Following the lifting of pandemic-related restrictions, the carnival did not immediately resume. In 2023, the municipality announced that Scharnaval would not take place, citing a policy decision to alternate major public events, including the carnival and the local light festival, as well as financial considerations. As a result, the interruption of the carnival extended beyond the pandemic period.

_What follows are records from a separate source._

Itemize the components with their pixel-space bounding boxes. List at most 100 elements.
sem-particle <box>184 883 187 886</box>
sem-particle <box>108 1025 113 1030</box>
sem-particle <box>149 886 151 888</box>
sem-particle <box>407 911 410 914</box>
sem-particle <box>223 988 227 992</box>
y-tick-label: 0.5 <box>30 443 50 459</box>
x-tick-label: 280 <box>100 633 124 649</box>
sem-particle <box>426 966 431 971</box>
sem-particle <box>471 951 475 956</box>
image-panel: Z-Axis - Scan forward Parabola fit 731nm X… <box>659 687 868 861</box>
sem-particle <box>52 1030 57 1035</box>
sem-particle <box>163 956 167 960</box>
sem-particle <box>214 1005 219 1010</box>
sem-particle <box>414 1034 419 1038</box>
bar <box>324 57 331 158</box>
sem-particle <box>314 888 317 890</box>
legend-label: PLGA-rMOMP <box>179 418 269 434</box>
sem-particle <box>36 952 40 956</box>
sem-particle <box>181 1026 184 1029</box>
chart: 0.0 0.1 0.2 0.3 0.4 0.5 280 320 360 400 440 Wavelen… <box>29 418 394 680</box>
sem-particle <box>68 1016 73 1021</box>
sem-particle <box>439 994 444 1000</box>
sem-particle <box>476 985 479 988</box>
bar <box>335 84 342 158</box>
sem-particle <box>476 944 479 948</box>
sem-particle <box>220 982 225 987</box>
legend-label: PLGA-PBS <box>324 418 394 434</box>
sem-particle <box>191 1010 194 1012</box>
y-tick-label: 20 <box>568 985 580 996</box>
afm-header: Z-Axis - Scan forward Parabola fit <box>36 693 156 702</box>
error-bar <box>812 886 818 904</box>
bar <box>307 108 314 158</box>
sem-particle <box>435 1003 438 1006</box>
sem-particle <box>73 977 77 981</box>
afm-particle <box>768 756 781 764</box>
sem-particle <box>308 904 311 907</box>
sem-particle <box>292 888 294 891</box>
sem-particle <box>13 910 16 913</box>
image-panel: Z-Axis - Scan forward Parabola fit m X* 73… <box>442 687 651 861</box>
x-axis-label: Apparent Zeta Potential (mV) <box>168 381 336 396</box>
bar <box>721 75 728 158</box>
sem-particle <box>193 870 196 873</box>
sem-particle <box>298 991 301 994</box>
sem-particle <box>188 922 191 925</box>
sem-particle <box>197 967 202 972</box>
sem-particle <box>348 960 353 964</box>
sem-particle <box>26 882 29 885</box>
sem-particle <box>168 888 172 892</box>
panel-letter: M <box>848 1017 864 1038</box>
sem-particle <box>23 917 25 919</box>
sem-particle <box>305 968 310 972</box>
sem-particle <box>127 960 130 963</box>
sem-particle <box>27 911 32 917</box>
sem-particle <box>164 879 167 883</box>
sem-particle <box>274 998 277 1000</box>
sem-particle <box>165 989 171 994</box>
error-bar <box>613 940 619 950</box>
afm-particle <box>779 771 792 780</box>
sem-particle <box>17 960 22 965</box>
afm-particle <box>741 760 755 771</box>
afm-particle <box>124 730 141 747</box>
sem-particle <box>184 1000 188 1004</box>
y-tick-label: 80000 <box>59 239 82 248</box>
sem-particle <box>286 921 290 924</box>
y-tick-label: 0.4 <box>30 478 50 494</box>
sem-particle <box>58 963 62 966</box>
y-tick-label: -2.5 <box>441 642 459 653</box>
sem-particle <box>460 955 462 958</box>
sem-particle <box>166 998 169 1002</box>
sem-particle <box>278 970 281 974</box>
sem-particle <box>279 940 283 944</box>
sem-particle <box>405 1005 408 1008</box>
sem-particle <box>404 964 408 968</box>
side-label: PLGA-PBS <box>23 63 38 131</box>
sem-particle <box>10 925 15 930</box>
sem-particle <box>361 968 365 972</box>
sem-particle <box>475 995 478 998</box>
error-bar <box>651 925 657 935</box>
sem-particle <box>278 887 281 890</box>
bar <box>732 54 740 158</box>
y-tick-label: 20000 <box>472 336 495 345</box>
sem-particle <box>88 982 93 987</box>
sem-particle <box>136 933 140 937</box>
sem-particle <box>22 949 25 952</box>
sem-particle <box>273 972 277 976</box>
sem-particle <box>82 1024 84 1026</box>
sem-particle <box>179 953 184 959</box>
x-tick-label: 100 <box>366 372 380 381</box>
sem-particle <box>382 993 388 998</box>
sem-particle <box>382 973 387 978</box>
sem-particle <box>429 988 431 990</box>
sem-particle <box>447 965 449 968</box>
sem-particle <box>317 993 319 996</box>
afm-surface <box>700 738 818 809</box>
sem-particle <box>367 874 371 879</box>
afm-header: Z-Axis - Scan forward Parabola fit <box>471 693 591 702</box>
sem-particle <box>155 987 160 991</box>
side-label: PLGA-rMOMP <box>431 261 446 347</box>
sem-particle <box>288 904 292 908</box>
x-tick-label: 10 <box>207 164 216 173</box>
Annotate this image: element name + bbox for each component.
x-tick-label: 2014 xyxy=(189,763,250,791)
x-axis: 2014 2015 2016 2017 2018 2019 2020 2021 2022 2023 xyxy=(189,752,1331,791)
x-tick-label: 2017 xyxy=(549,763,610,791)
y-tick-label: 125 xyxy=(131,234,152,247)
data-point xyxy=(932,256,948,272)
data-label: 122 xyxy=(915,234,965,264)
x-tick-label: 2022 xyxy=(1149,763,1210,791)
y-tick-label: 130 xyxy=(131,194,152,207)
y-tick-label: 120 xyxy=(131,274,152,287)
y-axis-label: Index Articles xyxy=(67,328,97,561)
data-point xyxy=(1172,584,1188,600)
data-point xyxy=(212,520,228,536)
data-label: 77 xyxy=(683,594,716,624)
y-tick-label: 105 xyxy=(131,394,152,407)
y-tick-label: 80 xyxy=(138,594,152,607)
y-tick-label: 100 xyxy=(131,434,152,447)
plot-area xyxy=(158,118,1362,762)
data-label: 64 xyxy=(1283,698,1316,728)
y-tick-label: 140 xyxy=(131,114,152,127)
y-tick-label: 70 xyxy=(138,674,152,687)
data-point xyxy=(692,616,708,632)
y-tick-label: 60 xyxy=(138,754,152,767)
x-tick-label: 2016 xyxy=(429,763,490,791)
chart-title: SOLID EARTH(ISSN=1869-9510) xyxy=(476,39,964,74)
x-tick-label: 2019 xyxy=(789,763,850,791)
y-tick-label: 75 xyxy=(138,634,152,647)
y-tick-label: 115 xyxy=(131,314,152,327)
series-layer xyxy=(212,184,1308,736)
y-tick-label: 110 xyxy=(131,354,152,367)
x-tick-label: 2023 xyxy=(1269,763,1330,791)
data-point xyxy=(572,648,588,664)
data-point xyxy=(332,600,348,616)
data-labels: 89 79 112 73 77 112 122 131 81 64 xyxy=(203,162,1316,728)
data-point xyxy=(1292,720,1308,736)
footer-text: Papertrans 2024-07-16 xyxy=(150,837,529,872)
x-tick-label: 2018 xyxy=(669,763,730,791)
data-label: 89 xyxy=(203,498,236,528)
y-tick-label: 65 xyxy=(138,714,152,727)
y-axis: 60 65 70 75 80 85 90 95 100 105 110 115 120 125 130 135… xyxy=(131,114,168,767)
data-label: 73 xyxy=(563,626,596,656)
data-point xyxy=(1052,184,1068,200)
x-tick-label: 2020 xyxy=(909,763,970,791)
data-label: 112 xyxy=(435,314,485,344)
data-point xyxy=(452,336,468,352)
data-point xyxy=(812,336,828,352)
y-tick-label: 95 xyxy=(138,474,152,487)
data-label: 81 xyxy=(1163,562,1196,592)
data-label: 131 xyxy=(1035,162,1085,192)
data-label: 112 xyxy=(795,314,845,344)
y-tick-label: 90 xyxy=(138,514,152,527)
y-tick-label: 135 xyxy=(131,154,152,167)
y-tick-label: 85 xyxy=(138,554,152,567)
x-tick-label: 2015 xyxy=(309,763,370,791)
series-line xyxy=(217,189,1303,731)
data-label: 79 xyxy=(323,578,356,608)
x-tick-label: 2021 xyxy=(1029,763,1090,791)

The carnival returned on 16 March 2024 after a five-year hiatus. The procession included ten groups, three floats, and a one-kilometre route, running from Rue Van Ysendyck/Van Ysendyckstraat to Helmet. No new Prince Carnaval was elected; the 2020 winner, McCloud Zicmuse, retained the title of "Prins Zonder Carnaval." The event attracted local residents and visitors, although participation and the scale of the procession were smaller than in previous years.

== Prince(ss) Carnival ==
Since 1999, Schaarbeek has elected a Prince or Princess of Carnival each year. Candidates compete in quizzes on the history of Schaarbeek and folkloric challenges, such as blind beer tastings. The winner receives the keys to the city, and leads the main carnival procession for one year, wearing a green-and-white costume with a wooden marotte featuring a donkey’s head. Since 2016, a Junior Prince or Princess is also chosen.